Su reflexión coindice con la expresada por Karl-Heinz Rummenigge, director general del FC Bayern, quien este lunes sostuvo que “lo que deberían hacer es trabajar solidariamente para garantizar que la estructura de costes, en particular los sueldos de los jugadores y los honorarios de los intermediarios, se ajusten a los ingresos”.

Una de las entidades que mejor refleja el impacto de la inflación salarial combinada con la crisis de la Covid-19 es el FC Barcelona, cuyo presidente, Joan Laporta, ha hablado hoy por primera vez sobre su adhesión a la Superliga. “Tenemos una posición de prudencia. Es una necesidad, pero la última palabra la tendrán los socios. Los clubes grandes aportamos muchos recursos y debemos decir la nuestra respecto al reparto económico”, ha defendido. Por el momento, mantienen su apoyo a la propuesta, aunque se abre a negociar con la Uefa.

Tebas: “Los clubes de la Superliga deben racionalizar el gasto y la riqueza repartirla entre más clubes y países”

Tebas se ha mostrado escéptico sobre la posibilidad de entablar una negociación sana en torno al futuro de la Champions League, sobre todo por una forma de actuar que ha calificado de “clandestina” y con la que “han ido a reventar el sistema”. “Tocar ahora a la puerta de una negociación me parece hasta cínico”, ha zanjado.

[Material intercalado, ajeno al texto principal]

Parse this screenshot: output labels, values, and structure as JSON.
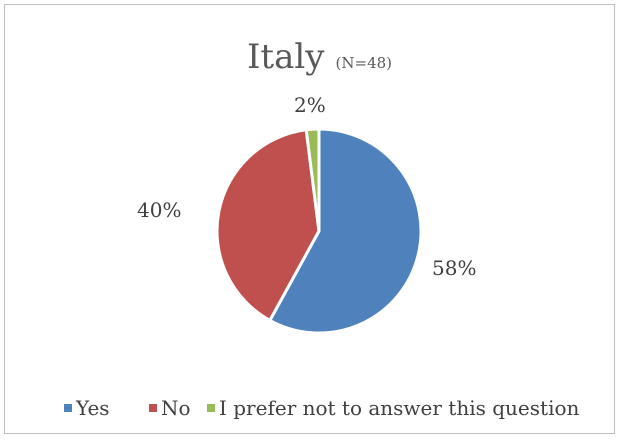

En cuanto a la reforma del sistema de gobernanza del fútbol europeo, en el que las federaciones tienen el control, el dirigente español ha compartido que “la gobernanza es un tema pendiente, pero no justifica que se monte una Superliga”.

Su comparecencia se ha producido después de una reunión con los 39 clubes de LaLiga que jamás respaldaron la Superliga, dejando fuera a Real Madrid y FC Barcelona, que mantienen su implicación, y el Atlético de Madrid, que finalmente reculó. Aun así, varios presidentes han pedido hoy la dimisión del consejero delegado rojiblanco, Miguel Ángel Gil Marín, como vicepresidente de la competición, según As.

“Los clubes presentes han rechazado por unanimidad y enérgicamente los planes de creación de esta competición. Todos los clubes creen firmemente en el mérito deportivo como único criterio para poder clasificarse para las competiciones internacionales de clubes a través de las respectivas ligas nacionales”, indican.